La catastrophe a sonné à la porte du village d’un vieillard et de son petit fils, seuls rescapés de la famille, témoins dévastés. L’enfant est sourd des causes de l’attaque, troublé par ce nouveau silence. Il plane, accompagné par la noirceur de la scène, comme l’étendard de la douleur.

Plutôt que de trop en dire, la compagnie Pétrus a fait le choix de livrer cette errance post-traumatique aux mains de l’obscurité et du murmure. Les micros à fond, les respirations se font entendre, le tremblement des quelques mots résonne pour se perdre de nouveau dans le poids de la situation. Quoi dire quand rien ne reviendra ? Que faire quand l’inimaginable se produit, quand la guerre ravage tout espoir ? Lutter ? Jérémie Niel, dans sa mise en scène épurée, semble plutôt parier sur l'entreprise vaine de reconstruire une autre vie.

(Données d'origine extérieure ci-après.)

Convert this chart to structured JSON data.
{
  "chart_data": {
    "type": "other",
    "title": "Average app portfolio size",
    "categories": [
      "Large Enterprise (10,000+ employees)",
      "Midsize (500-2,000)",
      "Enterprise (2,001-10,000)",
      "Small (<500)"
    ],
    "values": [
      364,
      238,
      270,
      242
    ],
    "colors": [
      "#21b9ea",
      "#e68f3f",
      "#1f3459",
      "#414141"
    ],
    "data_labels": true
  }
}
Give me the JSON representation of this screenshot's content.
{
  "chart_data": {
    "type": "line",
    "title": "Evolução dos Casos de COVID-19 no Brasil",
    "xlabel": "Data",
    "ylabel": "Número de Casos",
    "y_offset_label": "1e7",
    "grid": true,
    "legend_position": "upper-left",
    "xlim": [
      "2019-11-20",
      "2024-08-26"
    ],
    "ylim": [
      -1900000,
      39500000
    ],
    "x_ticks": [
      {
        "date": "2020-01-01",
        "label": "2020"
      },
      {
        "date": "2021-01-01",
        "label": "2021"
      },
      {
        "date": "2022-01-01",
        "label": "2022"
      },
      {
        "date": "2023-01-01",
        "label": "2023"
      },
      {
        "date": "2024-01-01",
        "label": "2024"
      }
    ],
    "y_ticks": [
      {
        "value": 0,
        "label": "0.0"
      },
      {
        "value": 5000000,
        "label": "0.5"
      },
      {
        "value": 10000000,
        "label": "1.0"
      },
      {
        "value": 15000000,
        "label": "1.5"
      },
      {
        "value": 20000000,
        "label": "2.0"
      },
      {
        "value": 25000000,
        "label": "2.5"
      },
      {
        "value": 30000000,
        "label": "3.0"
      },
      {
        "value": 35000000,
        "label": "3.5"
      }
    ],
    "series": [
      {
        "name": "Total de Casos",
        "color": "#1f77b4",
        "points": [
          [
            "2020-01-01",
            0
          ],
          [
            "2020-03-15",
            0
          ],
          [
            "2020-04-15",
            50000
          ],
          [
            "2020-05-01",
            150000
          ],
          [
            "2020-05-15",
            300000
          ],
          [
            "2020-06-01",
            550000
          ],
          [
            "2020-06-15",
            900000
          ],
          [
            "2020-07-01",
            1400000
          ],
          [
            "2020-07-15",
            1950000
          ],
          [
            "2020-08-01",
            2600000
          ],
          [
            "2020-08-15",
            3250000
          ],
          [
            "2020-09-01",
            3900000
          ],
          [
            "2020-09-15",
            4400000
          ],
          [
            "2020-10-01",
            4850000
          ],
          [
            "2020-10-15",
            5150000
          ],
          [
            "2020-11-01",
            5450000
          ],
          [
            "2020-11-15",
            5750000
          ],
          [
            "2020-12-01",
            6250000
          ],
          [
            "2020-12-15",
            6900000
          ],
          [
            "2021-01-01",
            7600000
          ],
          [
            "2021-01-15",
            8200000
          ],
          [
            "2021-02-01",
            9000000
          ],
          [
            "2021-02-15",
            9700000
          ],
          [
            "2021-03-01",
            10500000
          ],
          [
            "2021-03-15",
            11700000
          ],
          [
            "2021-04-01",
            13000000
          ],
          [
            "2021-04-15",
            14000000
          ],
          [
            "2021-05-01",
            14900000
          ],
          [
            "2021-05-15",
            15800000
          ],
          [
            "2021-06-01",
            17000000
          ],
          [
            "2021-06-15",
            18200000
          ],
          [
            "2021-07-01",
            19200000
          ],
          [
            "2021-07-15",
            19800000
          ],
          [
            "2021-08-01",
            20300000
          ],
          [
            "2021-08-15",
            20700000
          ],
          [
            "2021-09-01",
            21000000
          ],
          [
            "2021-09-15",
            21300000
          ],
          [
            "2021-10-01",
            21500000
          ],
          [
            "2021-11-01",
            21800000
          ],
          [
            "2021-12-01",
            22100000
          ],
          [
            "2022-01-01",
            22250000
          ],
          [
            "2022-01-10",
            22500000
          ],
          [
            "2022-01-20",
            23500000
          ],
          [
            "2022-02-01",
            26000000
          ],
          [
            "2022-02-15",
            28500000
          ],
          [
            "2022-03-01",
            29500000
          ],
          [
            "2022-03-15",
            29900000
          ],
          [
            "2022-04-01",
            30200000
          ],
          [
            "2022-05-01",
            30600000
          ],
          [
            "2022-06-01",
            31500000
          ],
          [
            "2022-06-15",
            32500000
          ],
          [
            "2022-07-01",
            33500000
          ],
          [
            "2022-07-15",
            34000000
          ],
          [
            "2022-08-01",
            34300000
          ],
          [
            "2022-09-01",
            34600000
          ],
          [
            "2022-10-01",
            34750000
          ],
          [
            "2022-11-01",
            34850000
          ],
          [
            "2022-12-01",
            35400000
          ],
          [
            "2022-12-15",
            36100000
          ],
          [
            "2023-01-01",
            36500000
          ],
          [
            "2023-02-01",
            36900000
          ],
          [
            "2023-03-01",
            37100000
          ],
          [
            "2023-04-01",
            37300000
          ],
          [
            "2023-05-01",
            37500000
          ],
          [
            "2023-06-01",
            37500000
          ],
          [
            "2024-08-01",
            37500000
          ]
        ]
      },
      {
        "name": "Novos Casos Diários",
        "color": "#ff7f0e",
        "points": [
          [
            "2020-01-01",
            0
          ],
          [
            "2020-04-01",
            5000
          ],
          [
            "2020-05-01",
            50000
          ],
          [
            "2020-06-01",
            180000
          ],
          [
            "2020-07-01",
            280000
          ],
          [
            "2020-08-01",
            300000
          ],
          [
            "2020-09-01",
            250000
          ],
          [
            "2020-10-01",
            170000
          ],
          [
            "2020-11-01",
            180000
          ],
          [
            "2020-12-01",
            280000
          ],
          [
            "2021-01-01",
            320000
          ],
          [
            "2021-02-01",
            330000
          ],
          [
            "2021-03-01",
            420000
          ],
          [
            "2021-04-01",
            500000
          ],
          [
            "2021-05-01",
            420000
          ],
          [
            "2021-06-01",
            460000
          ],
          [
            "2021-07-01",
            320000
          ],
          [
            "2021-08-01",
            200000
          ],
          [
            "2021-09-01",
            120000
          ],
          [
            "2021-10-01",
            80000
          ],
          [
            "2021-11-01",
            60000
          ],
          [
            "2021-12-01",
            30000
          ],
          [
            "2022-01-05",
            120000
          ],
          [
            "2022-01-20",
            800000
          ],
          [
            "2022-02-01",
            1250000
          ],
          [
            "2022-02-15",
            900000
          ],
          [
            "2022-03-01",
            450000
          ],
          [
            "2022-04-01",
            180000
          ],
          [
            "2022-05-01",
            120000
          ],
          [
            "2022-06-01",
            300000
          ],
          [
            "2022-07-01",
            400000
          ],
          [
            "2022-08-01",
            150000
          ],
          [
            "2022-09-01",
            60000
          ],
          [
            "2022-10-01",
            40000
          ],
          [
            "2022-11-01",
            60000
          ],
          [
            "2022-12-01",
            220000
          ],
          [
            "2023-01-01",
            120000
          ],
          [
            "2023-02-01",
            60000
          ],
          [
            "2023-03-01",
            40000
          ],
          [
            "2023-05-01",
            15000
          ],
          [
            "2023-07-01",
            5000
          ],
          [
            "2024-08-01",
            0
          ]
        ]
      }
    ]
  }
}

Conduit par des images de pierres, de lieux vides, de sections de visage en gros plan, le réalisateur Denis Côté fait ressentir le vide installé par la guerre jusque dans l’intimité des personnages. Un jeu décalé et découpé qui suggère un rythme lent, parfois difficile à supporter. La pièce ne dure qu’environ une heure 15 ; c’est suffisant pour saisir l’ampleur de la tragédie. L’originalité dans la transposition du sujet d’Atiq Rahimi, la guerre afghane, nous laisse songeurs sans pour autant bouleverser.